Either I’m losing my mind or the apocalypse is finally at-hand, because 13 Hours is a great film. This comes as a shock because it’s directed by none other than the notorious Michael Bay, our current whipping boy for the everything wrong with American cinema, who famously trivialized the horrific attack on Pearl Harbor by turning it into a shallow, bloated, FX-driven soap opera. To put my assessment in perspective, 13 Hours isn’t simply good-for-a-Michael-Bay film...it compares favorably to the likes of Black Hawk Down.

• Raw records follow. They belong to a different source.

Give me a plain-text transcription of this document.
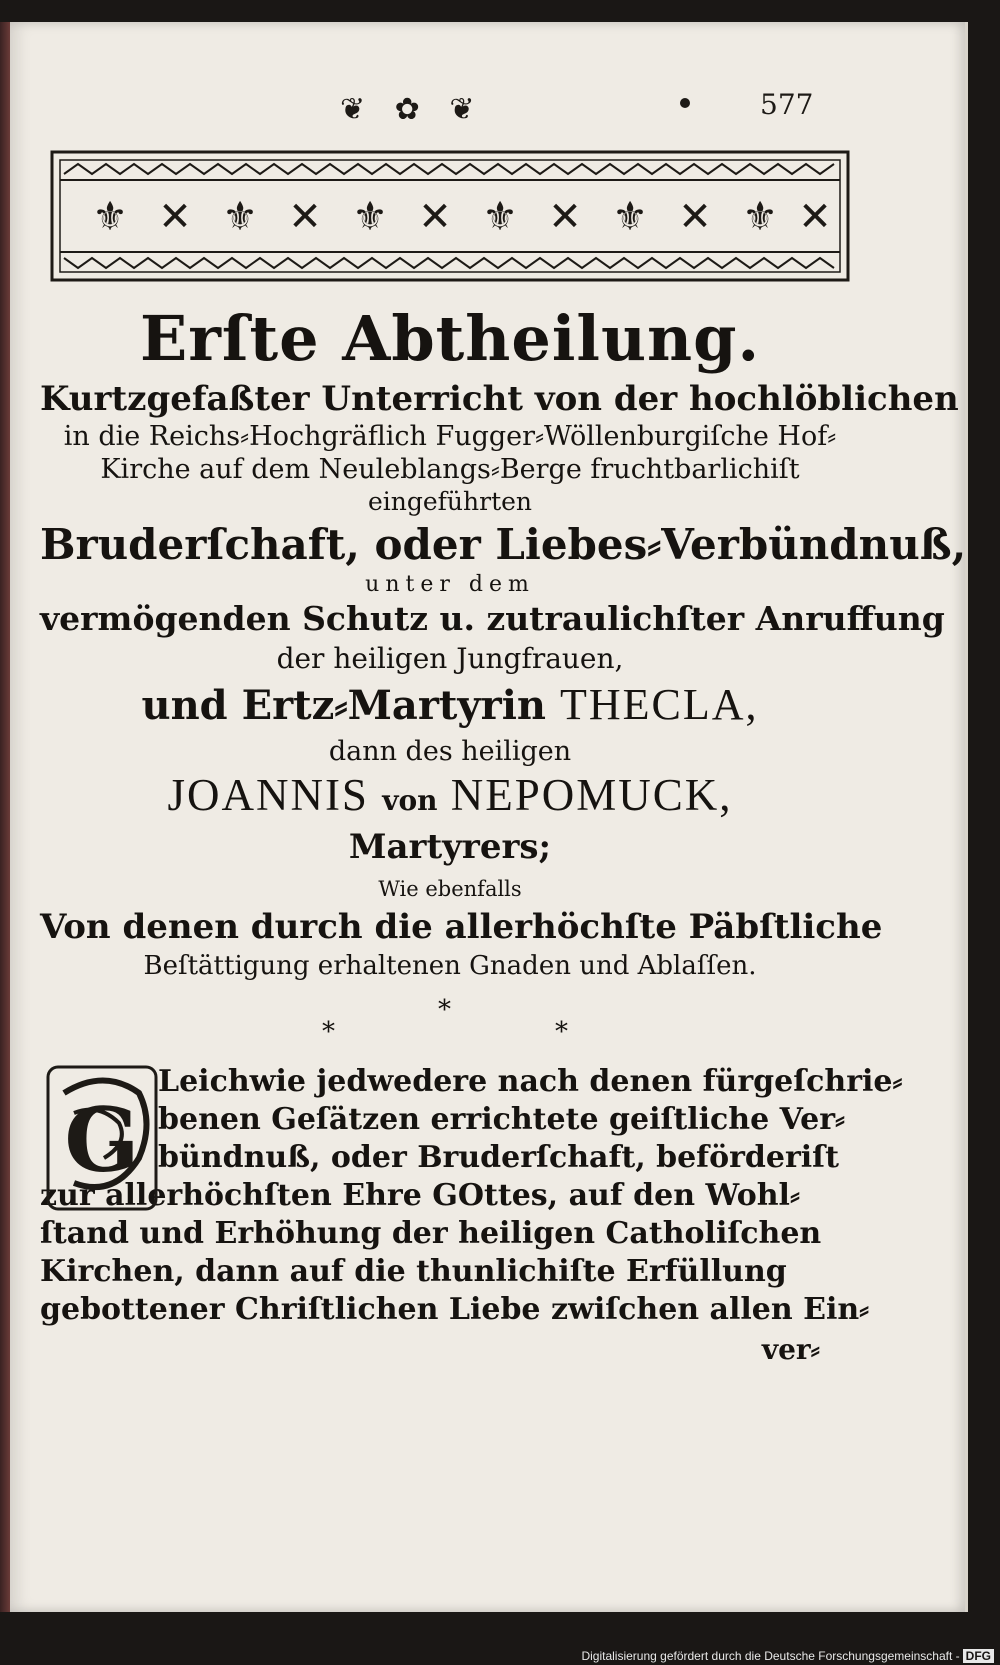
❦ ✿ ❦	577
⚜ ✕ ⚜ ✕ ⚜ ✕ ⚜ ✕ ⚜ ✕ ⚜ ✕
Erſte Abtheilung.
Kurtzgefaßter Unterricht von der hochlöblichen
in die Reichs⸗Hochgräflich Fugger⸗Wöllenburgiſche Hof⸗
Kirche auf dem Neuleblangs⸗Berge fruchtbarlichiſt
eingeführten
Bruderſchaft, oder Liebes⸗Verbündnuß,
unter dem
vermögenden Schutz u. zutraulichſter Anruffung
der heiligen Jungfrauen,
und Ertz⸗Martyrin THECLA,
dann des heiligen
JOANNIS von NEPOMUCK,
Martyrers;
Wie ebenfalls
Von denen durch die allerhöchſte Päbſtliche
Beſtättigung erhaltenen Gnaden und Ablaſſen.
*
*	*
G
Leichwie jedwedere nach denen fürgeſchrie⸗
benen Geſätzen errichtete geiſtliche Ver⸗
bündnuß, oder Bruderſchaft, beförderiſt
zur allerhöchſten Ehre GOttes, auf den Wohl⸗
ſtand und Erhöhung der heiligen Catholiſchen
Kirchen, dann auf die thunlichiſte Erfüllung
gebottener Chriſtlichen Liebe zwiſchen allen Ein⸗
ver⸗
Digitalisierung gefördert durch die Deutsche Forschungsgemeinschaft - DFG
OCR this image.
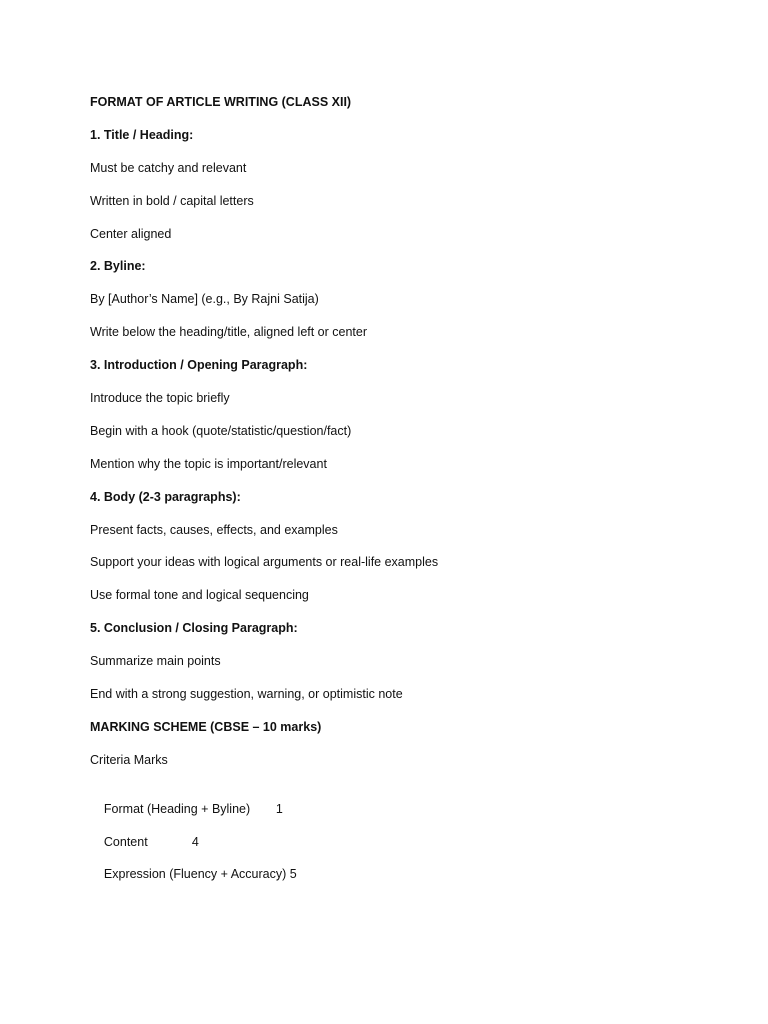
FORMAT OF ARTICLE WRITING (CLASS XII)
1. Title / Heading:
Must be catchy and relevant
Written in bold / capital letters
Center aligned
2. Byline:
By [Author’s Name] (e.g., By Rajni Satija)
Write below the heading/title, aligned left or center
3. Introduction / Opening Paragraph:
Introduce the topic briefly
Begin with a hook (quote/statistic/question/fact)
Mention why the topic is important/relevant
4. Body (2-3 paragraphs):
Present facts, causes, effects, and examples
Support your ideas with logical arguments or real-life examples
Use formal tone and logical sequencing
5. Conclusion / Closing Paragraph:
Summarize main points
End with a strong suggestion, warning, or optimistic note
MARKING SCHEME (CBSE – 10 marks)
Criteria Marks

Format (Heading + Byline) 1

Content	4

Expression (Fluency + Accuracy) 5
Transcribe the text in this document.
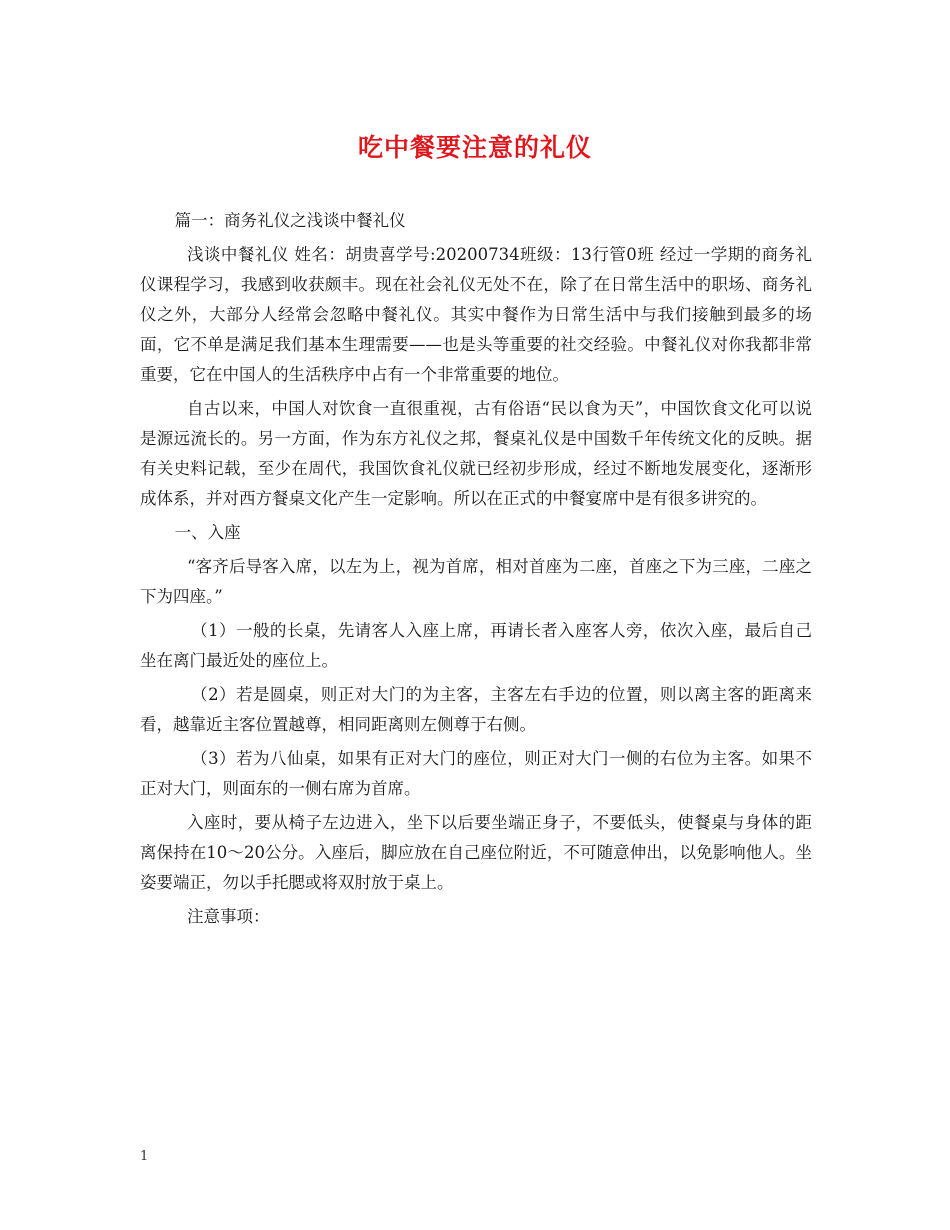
吃中餐要注意的礼仪

篇一：商务礼仪之浅谈中餐礼仪

浅谈中餐礼仪 姓名：胡贵喜学号:20200734班级：13行管0班 经过一学期的商务礼仪课程学习，我感到收获颇丰。现在社会礼仪无处不在，除了在日常生活中的职场、商务礼仪之外，大部分人经常会忽略中餐礼仪。其实中餐作为日常生活中与我们接触到最多的场面，它不单是满足我们基本生理需要——也是头等重要的社交经验。中餐礼仪对你我都非常重要，它在中国人的生活秩序中占有一个非常重要的地位。

自古以来，中国人对饮食一直很重视，古有俗语“民以食为天”，中国饮食文化可以说是源远流长的。另一方面，作为东方礼仪之邦，餐桌礼仪是中国数千年传统文化的反映。据有关史料记载，至少在周代，我国饮食礼仪就已经初步形成，经过不断地发展变化，逐渐形成体系，并对西方餐桌文化产生一定影响。所以在正式的中餐宴席中是有很多讲究的。

一、入座

“客齐后导客入席，以左为上，视为首席，相对首座为二座，首座之下为三座，二座之下为四座。”

（1）一般的长桌，先请客人入座上席，再请长者入座客人旁，依次入座，最后自己坐在离门最近处的座位上。

（2）若是圆桌，则正对大门的为主客，主客左右手边的位置，则以离主客的距离来看，越靠近主客位置越尊，相同距离则左侧尊于右侧。

（3）若为八仙桌，如果有正对大门的座位，则正对大门一侧的右位为主客。如果不正对大门，则面东的一侧右席为首席。

入座时，要从椅子左边进入，坐下以后要坐端正身子，不要低头，使餐桌与身体的距离保持在10～20公分。入座后，脚应放在自己座位附近，不可随意伸出，以免影响他人。坐姿要端正，勿以手托腮或将双肘放于桌上。

注意事项：

1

God knows I’ve done my fair share of Bay bashing, and it isn’t like he's really changed his brash, in-four-face style. But somehow, his particular skills are perfect for this film, which wisely eschews all the political baggage of this true story to focus exclusively on the incident itself. In 2012, six former soldiers (the Global Response Staff, or GRS) are ‘unofficially’ recruited to watch over the U.S. embassy (the last one remaining in war-torn Benghazi, Libya after the overthrow of Muammar Gaddafi), while also protecting a secret CIA base-of-operations a mile away. When militants attack the embassy during Ambassador Stevens’ visit, the GRS are initially unable to offer aid due to the supposed secrecy of the CIA outpost, but when they finally do go in, it’s too late. None of the GRS need a slide-rule to figure out the CIA outpost is the next target. With outside U.S. forces hours away and Libyan ‘friendlies’ mostly unwilling to get involved, these guys are on their own to protect the compound and everyone inside.
|"You and your damned special orders..."|
The premise alone makes 13 Hours smarter than any other film Michael Bay has ever cranked out. One revelation, however, is the amount of attention paid to the characters, especially Tyrone and Jack (James Badge Dale & John Krasinski), two long-time, battle-weary friends. Unlike most of Bay’s lengthy, hyperkinetic action-packed excursions, we’re afforded breathing room between the intense battle scenes to get to know most of the individuals involved, so we actually have a stake in who lives and dies.
As for the action itself, this is ironically where Bay’s oft-criticized style actually becomes an asset. These sequences are loud and chaotic, as they likely were during the incident. To depict them any other way would be a disservice to those of actually lived through it. This is another revelation...the complete respect Bay gives to the story and those involved by depicting events as accurately as possible, while still delivering an immersive, thrilling film. To be honest, I didn’t know he had it in him.
So I’m sort of troubled, since I’m usually ready and willing to bash Bay as the bane of modern movie making whenever I get the chance. But honestly, I can’t do that here. The true story behind 13 Hours is inherently riveting and Bay, accidentally or not, truly does it justice. Is he finally growing as a director? Maybe, though a fifth Transformers movie is next on the the pipeline. This one time, however, Bay delivers much more than his trademark visual chest-thumping. 13 Hours is great stuff worth repeated viewings.
- Featurettes: “For the Record: Finding the Truth Amid the Noise”; “Uncovering Benghazi’s Secret Soldiers”; “Preparing for Battle: Behind the Scenes of 13 Hours” (a 30-minute making-of); “In Memorandum” (a montage of those who lost their lives during this incident). All of these featurettes are informative and interesting, though they didn’t really need to be included on an entirely separate disc).
- DVD & Digital Copies
ME-OWW! BETTER THAN A FRESH CAN OF TUNA.